Теория искусства, за одним великим исключением, не имела большой ценности в глазах молодых художников времен Леонардо: они постигали ее не из книг, а из уст своего учителя и наблюдений за его повседневным
трудом. Но за пятьдесят лет до Леонардо архитектор Филиппо Брунеллески революционизировал искусство, разработав принципы линейной перспективы, благодаря которым пространство, ограниченное живописным
полотном или рельефом, могло иллюзионистически растягиваться до размеров реального. Эффект глубины достигался использованием линий, сходящихся в центральной воображаемой точке. После открытия Брунеллески, которое быстро переняли Донателло, Мазаччо и Гиберти, живопись не могла оставаться плоскостной и двумерной. Но, насколько нам известно, Брунеллески вовсе не писал трактата; подобный труд — первый в этом роде предпринятый со времен античности и явившийся одним из величайших достижений Возрождения, — выпал на долю ученого и архитектора Леона Баттисты Альберта. Альберта поднял идеи Брунеллески на уровень научной теории и написал трактаты по живописи, скульптуре и архитектуре, с которыми Леонардо наверняка должен был познакомиться. Именно Альберти выразил мысль о том, что кроме необходимого технического мастерства современный художник должен обладать также познаниями в геометрии, оптике и перспективе; он должен понимать тайны человеческого тела, потому что «движения тела отражают движения души». Больше всего Альберти занимало соотношение между математикой и искусством. Он чувствовал, что во Вселенной существуют определенные пропорции, которые выражают божественный замысел. Не случайно Леонардо был, можно сказать, зачарован математикой, использовал ее в своих живописных работах и долгие годы считал, что именно в ней содержится ключ ко всем знаниям.

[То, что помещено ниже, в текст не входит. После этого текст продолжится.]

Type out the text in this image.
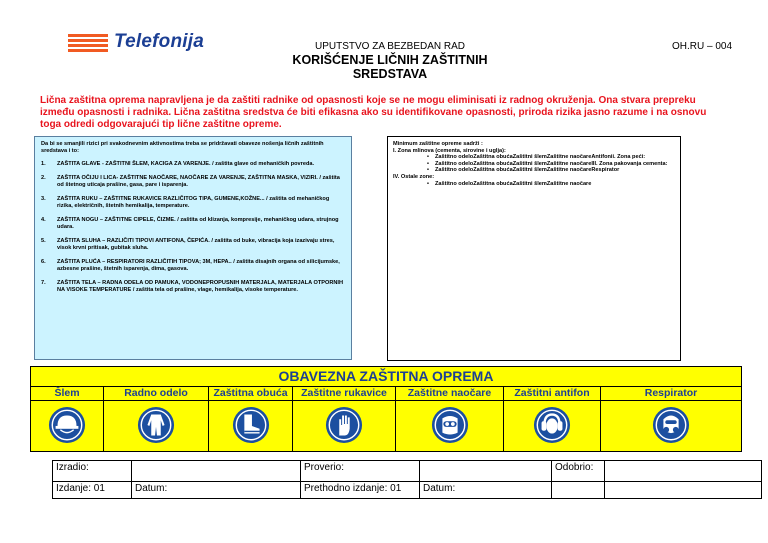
Telefonija	UPUTSTVO ZA BEZBEDAN RAD
KORIŠĆENJE LIČNIH ZAŠTITNIH SREDSTAVA
OH.RU – 004
Lična zaštitna oprema napravljena je da zaštiti radnike od opasnosti koje se ne mogu eliminisati iz radnog okruženja. Ona stvara prepreku između opasnosti i radnika. Lična zaštitna sredstva će biti efikasna ako su identifikovane opasnosti, priroda rizika jasno razume i na osnovu toga odredi odgovarajući tip lične zaštitne opreme.
Da bi se smanjili rizici pri svakodnevnim aktivnostima treba se pridržavati obaveze nošenja ličnih zaštitnih sredstava i to:
1.	ZAŠTITA GLAVE - ZAŠTITNI ŠLEM, KACIGA ZA VARENJE. / zaštita glave od mehaničkih povreda.
2.	ZAŠTITA OČIJU I LICA- ZAŠTITNE NAOČARE, NAOČARE ZA VARENJE, ZAŠTITNA MASKA, VIZIRI. / zaštita od štetnog uticaja prašine, gasa, pare i isparenja.
3.	ZAŠTITA RUKU – ZAŠTITNE RUKAVICE RAZLIČITOG TIPA, GUMENE,KOŽNE... / zaštita od mehaničkog rizika, električnih, štetnih hemikalija, temperature.
4.	ZAŠTITA NOGU – ZAŠTITNE CIPELE, ČIZME. / zaštita od klizanja, kompresije, mehaničkog udara, strujnog udara.
5.	ZAŠTITA SLUHA – RAZLIČITI TIPOVI ANTIFONA, ČEPIĆA. / zaštita od buke, vibracija koja izazivaju stres, visok krvni pritisak, gubitak sluha.
6.	ZAŠTITA PLUĆA – RESPIRATORI RAZLIČITIH TIPOVA; 3M, HEPA.. / zaštita disajnih organa od silicijumske, azbesne prašine, štetnih isparenja, dima, gasova.
7.	ZAŠTITA TELA – RADNA ODELA OD PAMUKA, VODONEPROPUSNIH MATERJALA, MATERJALA OTPORNIH NA VISOKE TEMPERATURE / zaštita tela od prašine, vlage, hemikalija, visoke temperature.
Minimum zaštitne opreme sadrži :
I. Zona mlinova (cementa, sirovine i uglja):
•	Zaštitno odeloZaštitna obućaZaštitni šlemZaštitne naočareAntifonii. Zona peći:
•	Zaštitno odeloZaštitna obućaZaštitni šlemZaštitne naočareIII. Zona pakovanja cementa:
•	Zaštitno odeloZaštitna obućaZaštitni šlemZaštitne naočareRespirator
IV. Ostale zone:
•	Zaštitno odeloZaštitna obućaZaštitni šlemZaštitne naočare
OBAVEZNA ZAŠTITNA OPREMA
Šlem	Radno odelo	Zaštitna obuća	Zaštitne rukavice	Zaštitne naočare	Zaštitni antifon	Respirator
Izradio:		Proverio:		Odobrio:	
Izdanje: 01	Datum:	Prethodno izdanje: 01	Datum:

В 1460—1470-е годы во Флоренции жили выдающиеся ученые, которые оказали влияние на формирующийся ум Леонардо. Одним из них был Бенедетто дель Аббако, занимавшийся коммерцией, механикой и инженерным делом. Должно быть, именно идеи Бенедетто на всю жизнь пробудили в Леонардо интерес к изобретательству и всяческим механизмам. Как пишет Вазари, Леонардо «был первым (хотя и был очень молод), кто выдвинул проект выкопать соединенный с рекой Арно судоходный канал от Пизы до Флоренции. Он также сделал чертежи мукомольных мельниц, подъемных и других механизмов, которые приводятся в движение силой воды».
Среди других людей, оказавших влияние на Леонардо, можно назвать Паоло дель Поццо Тосканелли, выдающегося ученого-математика, астронома и врача, сделавшего также и некоторые открытия в области географии, изучая соответствующие книги и карты и анализируя отчеты путешественников. Тосканелли верил, что до восточных стран можно добраться, если все время плыть на запад через Атлантику; в 1474 году,
за восемнадцать лет до путешествия Колумба, Тосканелли послал ему карту и письмо, в котором убеждал предпринять такую попытку. Насколько тесно общался Леонардо с этими людьми, сказать трудно, но весьма вероятно, что он специально искал их общества. Он всегда был прямолинеен и неудержим в своем стремлении к знаниям; если кто-либо обладал интересующим его знанием, он шел прямо к
цели и спрашивал, что ему было нужно. «Пусть маэстро Лука покажет тебе, как умножать корни», — напоминал он себе в одной записке, а в другой писал: «Пусть монах из монастыря Брера объяснит тебе De Ponderibus».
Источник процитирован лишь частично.